Your law degree will certainly help if you want to return to children’s rights. But did your background in law also help with your startup?
It’s helped enormously! When establishing a startup, you have to deal with contracts and non-disclosure agreements. You have far more knowledge about how to deal with these kind of matters. Some people say you should never be your own advisor, but with a startup you often can’t afford an external lawyer. So it helps if you understand everything yourself. It also helped me in acquiring investors and customers. Of course, I had no entrepreneurial experience and was very young, but those few years working as a GDPR lawyer certainly helped in coming across convincingly at such meetings.

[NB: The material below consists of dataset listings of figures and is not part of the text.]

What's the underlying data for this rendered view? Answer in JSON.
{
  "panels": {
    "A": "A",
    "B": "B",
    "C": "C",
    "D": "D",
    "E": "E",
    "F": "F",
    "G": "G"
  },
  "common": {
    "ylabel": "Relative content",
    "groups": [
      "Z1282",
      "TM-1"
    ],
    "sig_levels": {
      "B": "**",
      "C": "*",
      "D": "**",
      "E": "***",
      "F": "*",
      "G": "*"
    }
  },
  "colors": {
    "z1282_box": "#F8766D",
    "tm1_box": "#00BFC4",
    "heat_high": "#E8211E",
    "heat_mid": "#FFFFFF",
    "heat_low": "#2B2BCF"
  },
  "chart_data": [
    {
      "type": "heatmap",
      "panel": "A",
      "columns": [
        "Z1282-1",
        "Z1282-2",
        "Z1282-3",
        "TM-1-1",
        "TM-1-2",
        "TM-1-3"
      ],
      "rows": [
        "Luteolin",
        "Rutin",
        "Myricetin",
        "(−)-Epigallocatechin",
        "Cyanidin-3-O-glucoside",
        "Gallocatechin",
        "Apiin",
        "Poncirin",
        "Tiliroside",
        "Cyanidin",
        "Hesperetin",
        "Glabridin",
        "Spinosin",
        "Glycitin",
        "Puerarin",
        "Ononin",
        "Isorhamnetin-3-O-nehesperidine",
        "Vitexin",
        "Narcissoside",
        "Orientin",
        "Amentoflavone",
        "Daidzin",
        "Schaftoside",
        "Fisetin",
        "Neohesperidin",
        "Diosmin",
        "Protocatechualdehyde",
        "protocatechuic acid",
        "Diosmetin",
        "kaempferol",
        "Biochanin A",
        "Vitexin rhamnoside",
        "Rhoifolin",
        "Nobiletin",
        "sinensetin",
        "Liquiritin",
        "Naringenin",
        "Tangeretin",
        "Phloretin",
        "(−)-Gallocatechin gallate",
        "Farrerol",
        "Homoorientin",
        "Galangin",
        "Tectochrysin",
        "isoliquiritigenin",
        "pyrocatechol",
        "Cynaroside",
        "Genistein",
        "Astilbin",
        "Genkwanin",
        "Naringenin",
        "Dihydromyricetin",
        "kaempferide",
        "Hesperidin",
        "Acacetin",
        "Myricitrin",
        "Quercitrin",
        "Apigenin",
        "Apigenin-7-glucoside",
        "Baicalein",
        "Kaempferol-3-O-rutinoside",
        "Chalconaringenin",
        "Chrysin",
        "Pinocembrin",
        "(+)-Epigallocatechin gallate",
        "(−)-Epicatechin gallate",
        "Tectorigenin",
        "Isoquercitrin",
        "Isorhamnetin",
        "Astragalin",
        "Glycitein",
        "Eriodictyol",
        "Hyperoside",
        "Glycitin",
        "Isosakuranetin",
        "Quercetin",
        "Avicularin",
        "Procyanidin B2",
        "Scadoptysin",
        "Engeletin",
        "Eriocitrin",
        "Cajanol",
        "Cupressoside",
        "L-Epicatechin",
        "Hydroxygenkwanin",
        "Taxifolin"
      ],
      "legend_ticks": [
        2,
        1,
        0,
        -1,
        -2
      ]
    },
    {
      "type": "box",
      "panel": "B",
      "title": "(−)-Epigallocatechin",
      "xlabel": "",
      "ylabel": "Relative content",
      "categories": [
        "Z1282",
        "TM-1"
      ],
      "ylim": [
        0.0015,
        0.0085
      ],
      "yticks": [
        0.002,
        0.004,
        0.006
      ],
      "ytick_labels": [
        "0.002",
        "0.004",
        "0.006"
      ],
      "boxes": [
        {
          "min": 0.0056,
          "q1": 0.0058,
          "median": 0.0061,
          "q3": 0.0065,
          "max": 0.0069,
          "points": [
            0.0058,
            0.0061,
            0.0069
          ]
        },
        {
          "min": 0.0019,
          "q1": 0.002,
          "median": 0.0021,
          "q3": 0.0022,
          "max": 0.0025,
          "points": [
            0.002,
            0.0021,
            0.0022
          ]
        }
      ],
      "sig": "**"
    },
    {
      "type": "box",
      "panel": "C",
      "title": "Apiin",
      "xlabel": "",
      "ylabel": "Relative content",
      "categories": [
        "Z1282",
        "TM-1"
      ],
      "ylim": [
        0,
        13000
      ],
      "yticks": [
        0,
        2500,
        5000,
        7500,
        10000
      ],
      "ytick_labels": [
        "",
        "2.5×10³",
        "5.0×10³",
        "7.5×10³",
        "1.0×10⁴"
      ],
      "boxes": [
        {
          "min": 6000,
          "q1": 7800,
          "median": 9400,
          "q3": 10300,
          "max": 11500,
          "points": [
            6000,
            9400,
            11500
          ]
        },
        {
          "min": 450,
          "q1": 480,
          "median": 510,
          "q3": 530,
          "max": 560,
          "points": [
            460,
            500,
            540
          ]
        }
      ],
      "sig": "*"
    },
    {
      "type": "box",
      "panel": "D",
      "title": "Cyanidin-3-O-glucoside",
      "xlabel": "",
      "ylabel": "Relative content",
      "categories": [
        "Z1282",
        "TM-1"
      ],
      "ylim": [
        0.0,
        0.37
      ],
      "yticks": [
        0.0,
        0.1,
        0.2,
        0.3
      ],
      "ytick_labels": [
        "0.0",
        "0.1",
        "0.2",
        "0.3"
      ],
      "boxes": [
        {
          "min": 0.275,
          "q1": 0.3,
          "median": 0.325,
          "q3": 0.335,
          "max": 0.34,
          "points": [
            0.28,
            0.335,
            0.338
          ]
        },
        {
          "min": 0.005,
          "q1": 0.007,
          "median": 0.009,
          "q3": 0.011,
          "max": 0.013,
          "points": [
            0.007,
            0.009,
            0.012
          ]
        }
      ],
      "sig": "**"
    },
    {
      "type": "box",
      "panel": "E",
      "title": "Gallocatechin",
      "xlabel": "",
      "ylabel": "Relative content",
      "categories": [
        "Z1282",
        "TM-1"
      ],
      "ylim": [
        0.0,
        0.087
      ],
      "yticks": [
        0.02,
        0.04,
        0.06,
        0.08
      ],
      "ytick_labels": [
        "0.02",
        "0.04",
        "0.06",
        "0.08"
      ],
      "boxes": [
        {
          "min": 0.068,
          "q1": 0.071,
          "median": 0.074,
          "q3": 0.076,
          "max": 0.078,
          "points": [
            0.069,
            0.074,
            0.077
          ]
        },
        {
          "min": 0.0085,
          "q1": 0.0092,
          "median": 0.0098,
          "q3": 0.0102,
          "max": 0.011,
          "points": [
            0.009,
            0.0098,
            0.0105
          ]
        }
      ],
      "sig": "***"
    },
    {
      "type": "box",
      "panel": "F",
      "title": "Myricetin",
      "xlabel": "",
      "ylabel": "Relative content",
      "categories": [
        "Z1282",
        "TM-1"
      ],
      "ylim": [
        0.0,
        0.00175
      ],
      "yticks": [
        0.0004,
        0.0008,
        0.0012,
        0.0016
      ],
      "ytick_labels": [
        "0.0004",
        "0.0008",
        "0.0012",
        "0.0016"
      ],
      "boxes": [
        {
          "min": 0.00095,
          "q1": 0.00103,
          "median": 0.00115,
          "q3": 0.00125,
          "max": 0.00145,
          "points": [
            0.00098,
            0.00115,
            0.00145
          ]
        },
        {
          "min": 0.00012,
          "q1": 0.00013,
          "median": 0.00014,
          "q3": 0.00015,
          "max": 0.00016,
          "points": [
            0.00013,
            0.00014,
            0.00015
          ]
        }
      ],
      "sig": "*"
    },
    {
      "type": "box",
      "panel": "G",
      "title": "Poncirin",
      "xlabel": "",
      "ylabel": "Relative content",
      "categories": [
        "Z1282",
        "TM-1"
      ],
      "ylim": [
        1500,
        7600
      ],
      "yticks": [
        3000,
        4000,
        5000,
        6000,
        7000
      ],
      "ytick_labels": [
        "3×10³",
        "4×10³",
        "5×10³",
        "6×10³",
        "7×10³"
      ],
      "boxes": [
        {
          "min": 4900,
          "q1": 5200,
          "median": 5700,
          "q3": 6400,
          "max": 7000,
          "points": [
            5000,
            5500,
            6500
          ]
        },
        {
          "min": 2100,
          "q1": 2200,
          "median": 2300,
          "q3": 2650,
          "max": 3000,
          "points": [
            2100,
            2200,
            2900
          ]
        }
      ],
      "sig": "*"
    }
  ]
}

What’s your advice for current students?
That you always have a choice – nothing is set in stone. And remember, the status and development of technology is moving even faster than any development in law. Today's students can take advantage of that. There’s great freedom to develop new products and be ahead of your time – all the more so in the legal world where everything is still processed almost manually and on paper, just think of all those big law books. The work of a lawyer is still all about gathering and applying knowledge. Just look at the advent of ChatGPT, which can very easily replace this kind of work. So it's clear that especially within the legal field, many changes are needed. Artificial Intelligence is also already increasingly being used to automate contracts, for example. So dare to take the non-traditional path! Look at me, I won a Most Inspiring Women in Cyber 2022 award, as well as being included on the Forbes list 30 under 30 with my international law degree. Believe me, as a lawyer working on the Zuidas, you’ll soon be replaced by AI.